How are VCLT covered call max profit and max loss calculated?
Max profit equals short-strike minus cost basis plus premium times 100; max loss is cost basis minus premium (at zero). Breakeven is cost basis minus premium. For the VCLT covered call priced from the end-of-day chain at a 30-day expiry (ATM IV 91.40%), the computed maximum profit is unbounded per contract and the computed maximum loss is unbounded per contract. Live intraday quotes will differ as the chain moves through the trading session.

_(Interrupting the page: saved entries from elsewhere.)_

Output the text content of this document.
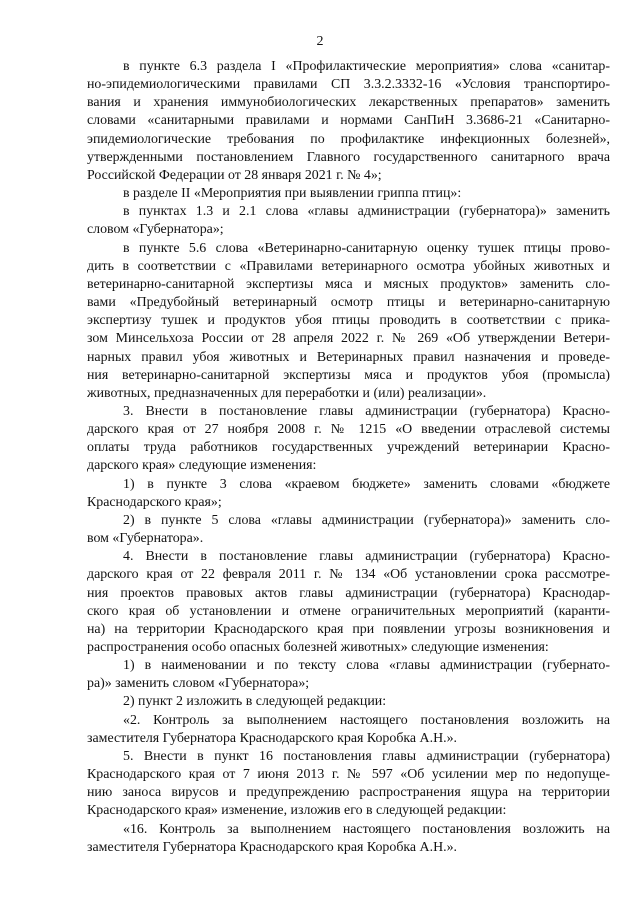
2
в пункте 6.3 раздела I «Профилактические мероприятия» слова «санитар-
но-эпидемиологическими правилами СП 3.3.2.3332-16 «Условия транспортиро-
вания и хранения иммунобиологических лекарственных препаратов» заменить
словами «санитарными правилами и нормами СанПиН 3.3686-21 «Санитарно-
эпидемиологические требования по профилактике инфекционных болезней»,
утвержденными постановлением Главного государственного санитарного врача
Российской Федерации от 28 января 2021 г. № 4»;
в разделе II «Мероприятия при выявлении гриппа птиц»:
в пунктах 1.3 и 2.1 слова «главы администрации (губернатора)» заменить
словом «Губернатора»;
в пункте 5.6 слова «Ветеринарно-санитарную оценку тушек птицы прово-
дить в соответствии с «Правилами ветеринарного осмотра убойных животных и
ветеринарно-санитарной экспертизы мяса и мясных продуктов» заменить сло-
вами «Предубойный ветеринарный осмотр птицы и ветеринарно-санитарную
экспертизу тушек и продуктов убоя птицы проводить в соответствии с прика-
зом Минсельхоза России от 28 апреля 2022 г. № 269 «Об утверждении Ветери-
нарных правил убоя животных и Ветеринарных правил назначения и проведе-
ния ветеринарно-санитарной экспертизы мяса и продуктов убоя (промысла)
животных, предназначенных для переработки и (или) реализации».
3. Внести в постановление главы администрации (губернатора) Красно-
дарского края от 27 ноября 2008 г. № 1215 «О введении отраслевой системы
оплаты труда работников государственных учреждений ветеринарии Красно-
дарского края» следующие изменения:
1) в пункте 3 слова «краевом бюджете» заменить словами «бюджете
Краснодарского края»;
2) в пункте 5 слова «главы администрации (губернатора)» заменить сло-
вом «Губернатора».
4. Внести в постановление главы администрации (губернатора) Красно-
дарского края от 22 февраля 2011 г. № 134 «Об установлении срока рассмотре-
ния проектов правовых актов главы администрации (губернатора) Краснодар-
ского края об установлении и отмене ограничительных мероприятий (каранти-
на) на территории Краснодарского края при появлении угрозы возникновения и
распространения особо опасных болезней животных» следующие изменения:
1) в наименовании и по тексту слова «главы администрации (губернато-
ра)» заменить словом «Губернатора»;
2) пункт 2 изложить в следующей редакции:
«2. Контроль за выполнением настоящего постановления возложить на
заместителя Губернатора Краснодарского края Коробка А.Н.».
5. Внести в пункт 16 постановления главы администрации (губернатора)
Краснодарского края от 7 июня 2013 г. № 597 «Об усилении мер по недопуще-
нию заноса вирусов и предупреждению распространения ящура на территории
Краснодарского края» изменение, изложив его в следующей редакции:
«16. Контроль за выполнением настоящего постановления возложить на
заместителя Губернатора Краснодарского края Коробка А.Н.».
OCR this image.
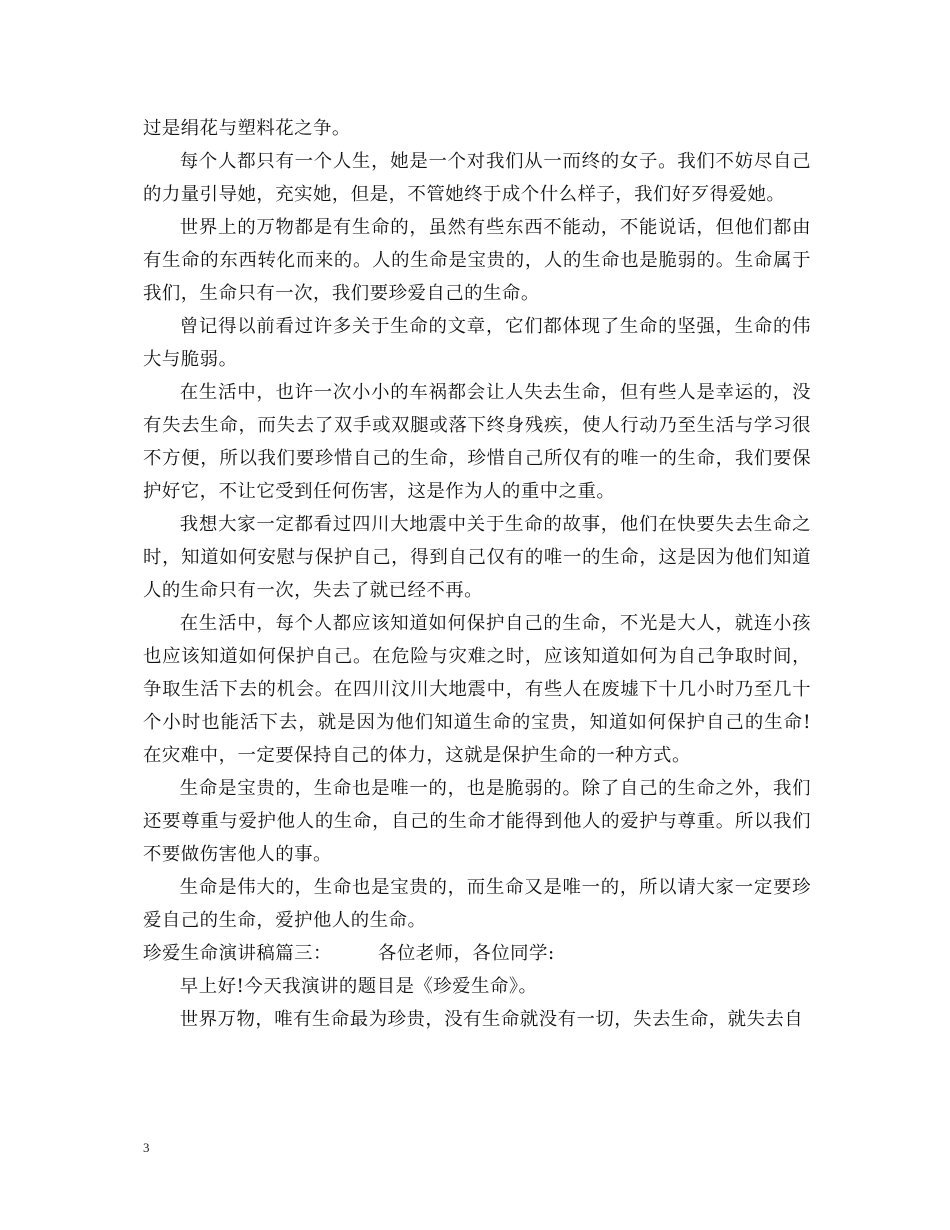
过是绢花与塑料花之争。

每个人都只有一个人生，她是一个对我们从一而终的女子。我们不妨尽自己的力量引导她，充实她，但是，不管她终于成个什么样子，我们好歹得爱她。

世界上的万物都是有生命的，虽然有些东西不能动，不能说话，但他们都由有生命的东西转化而来的。人的生命是宝贵的，人的生命也是脆弱的。生命属于我们，生命只有一次，我们要珍爱自己的生命。

曾记得以前看过许多关于生命的文章，它们都体现了生命的坚强，生命的伟大与脆弱。

在生活中，也许一次小小的车祸都会让人失去生命，但有些人是幸运的，没有失去生命，而失去了双手或双腿或落下终身残疾，使人行动乃至生活与学习很不方便，所以我们要珍惜自己的生命，珍惜自己所仅有的唯一的生命，我们要保护好它，不让它受到任何伤害，这是作为人的重中之重。

我想大家一定都看过四川大地震中关于生命的故事，他们在快要失去生命之时，知道如何安慰与保护自己，得到自己仅有的唯一的生命，这是因为他们知道人的生命只有一次，失去了就已经不再。

在生活中，每个人都应该知道如何保护自己的生命，不光是大人，就连小孩也应该知道如何保护自己。在危险与灾难之时，应该知道如何为自己争取时间，争取生活下去的机会。在四川汶川大地震中，有些人在废墟下十几小时乃至几十个小时也能活下去，就是因为他们知道生命的宝贵，知道如何保护自己的生命!在灾难中，一定要保持自己的体力，这就是保护生命的一种方式。

生命是宝贵的，生命也是唯一的，也是脆弱的。除了自己的生命之外，我们还要尊重与爱护他人的生命，自己的生命才能得到他人的爱护与尊重。所以我们不要做伤害他人的事。

生命是伟大的，生命也是宝贵的，而生命又是唯一的，所以请大家一定要珍爱自己的生命，爱护他人的生命。

珍爱生命演讲稿篇三：	各位老师，各位同学:

早上好!今天我演讲的题目是《珍爱生命》。

世界万物，唯有生命最为珍贵，没有生命就没有一切，失去生命，就失去自

3
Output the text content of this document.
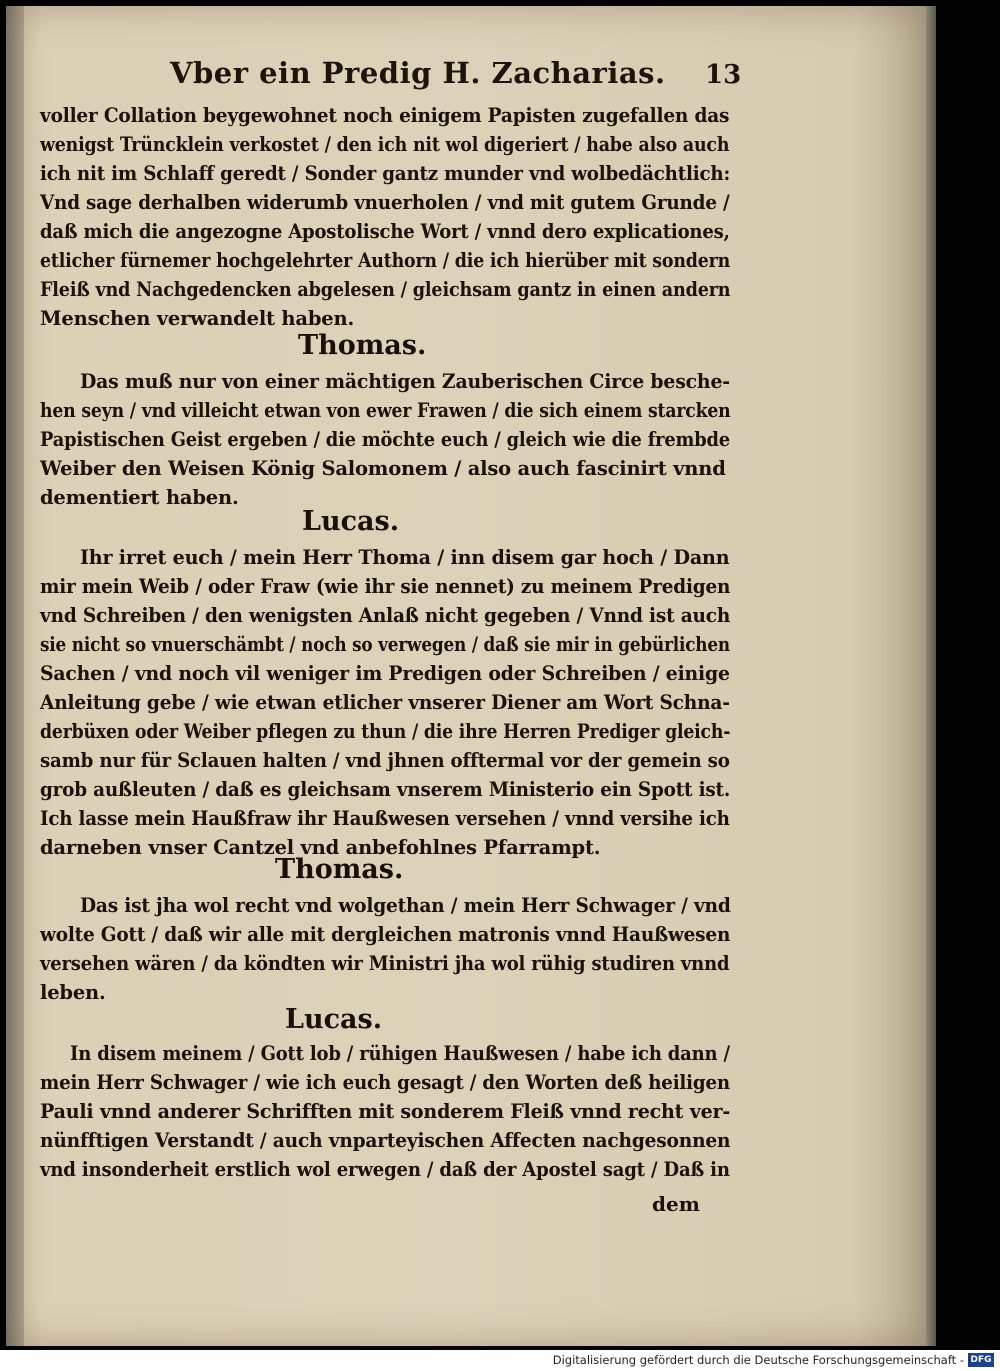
Vber ein Predig H. Zacharias. 13
voller Collation beygewohnet noch einigem Papisten zugefallen das
wenigst Trüncklein verkostet / den ich nit wol digeriert / habe also auch
ich nit im Schlaff geredt / Sonder gantz munder vnd wolbedächtlich:
Vnd sage derhalben widerumb vnuerholen / vnd mit gutem Grunde /
daß mich die angezogne Apostolische Wort / vnnd dero explicationes,
etlicher fürnemer hochgelehrter Authorn / die ich hierüber mit sondern
Fleiß vnd Nachgedencken abgelesen / gleichsam gantz in einen andern
Menschen verwandelt haben.
Thomas.
Das muß nur von einer mächtigen Zauberischen Circe besche-
hen seyn / vnd villeicht etwan von ewer Frawen / die sich einem starcken
Papistischen Geist ergeben / die möchte euch / gleich wie die frembde
Weiber den Weisen König Salomonem / also auch fascinirt vnnd
dementiert haben.
Lucas.
Ihr irret euch / mein Herr Thoma / inn disem gar hoch / Dann
mir mein Weib / oder Fraw (wie ihr sie nennet) zu meinem Predigen
vnd Schreiben / den wenigsten Anlaß nicht gegeben / Vnnd ist auch
sie nicht so vnuerschämbt / noch so verwegen / daß sie mir in gebürlichen
Sachen / vnd noch vil weniger im Predigen oder Schreiben / einige
Anleitung gebe / wie etwan etlicher vnserer Diener am Wort Schna-
derbüxen oder Weiber pflegen zu thun / die ihre Herren Prediger gleich-
samb nur für Sclauen halten / vnd jhnen offtermal vor der gemein so
grob außleuten / daß es gleichsam vnserem Ministerio ein Spott ist.
Ich lasse mein Haußfraw ihr Haußwesen versehen / vnnd versihe ich
darneben vnser Cantzel vnd anbefohlnes Pfarrampt.
Thomas.
Das ist jha wol recht vnd wolgethan / mein Herr Schwager / vnd
wolte Gott / daß wir alle mit dergleichen matronis vnnd Haußwesen
versehen wären / da köndten wir Ministri jha wol rühig studiren vnnd
leben.
Lucas.
In disem meinem / Gott lob / rühigen Haußwesen / habe ich dann /
mein Herr Schwager / wie ich euch gesagt / den Worten deß heiligen
Pauli vnnd anderer Schrifften mit sonderem Fleiß vnnd recht ver-
nünfftigen Verstandt / auch vnparteyischen Affecten nachgesonnen
vnd insonderheit erstlich wol erwegen / daß der Apostel sagt / Daß in
dem
Digitalisierung gefördert durch die Deutsche Forschungsgemeinschaft - DFG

What is the breakeven for a VCLT covered call?
The breakeven for the VCLT covered call priced on this page is no defined breakeven on the modeled curve at expiration, derived from end-of-day chain premiums. Breakeven is the underlying price at which the strategy's P&L crosses zero ignoring transaction costs and assignment risk. The current VCLT market-implied 1-standard-deviation expected move is approximately 26.20%; if the move sits well outside the breakeven distance, the structure's risk-reward becomes correspondingly tighter.
When should you consider a covered call on VCLT?
Covered calls on VCLT are an income strategy run on existing VCLT etf positions; traders typically sell calls at 25-35 delta with 30-45 days to expiration to balance premium against upside cap.
How does current VCLT implied volatility affect this covered call?
VCLT ATM IV is at 91.40% with IV rank near 20.43%, which is on the low end of its 1-year range. Premium-buying structures (long call, long put, debit spreads) are relatively cheap in this regime; premium-selling structures collect less credit per unit risk.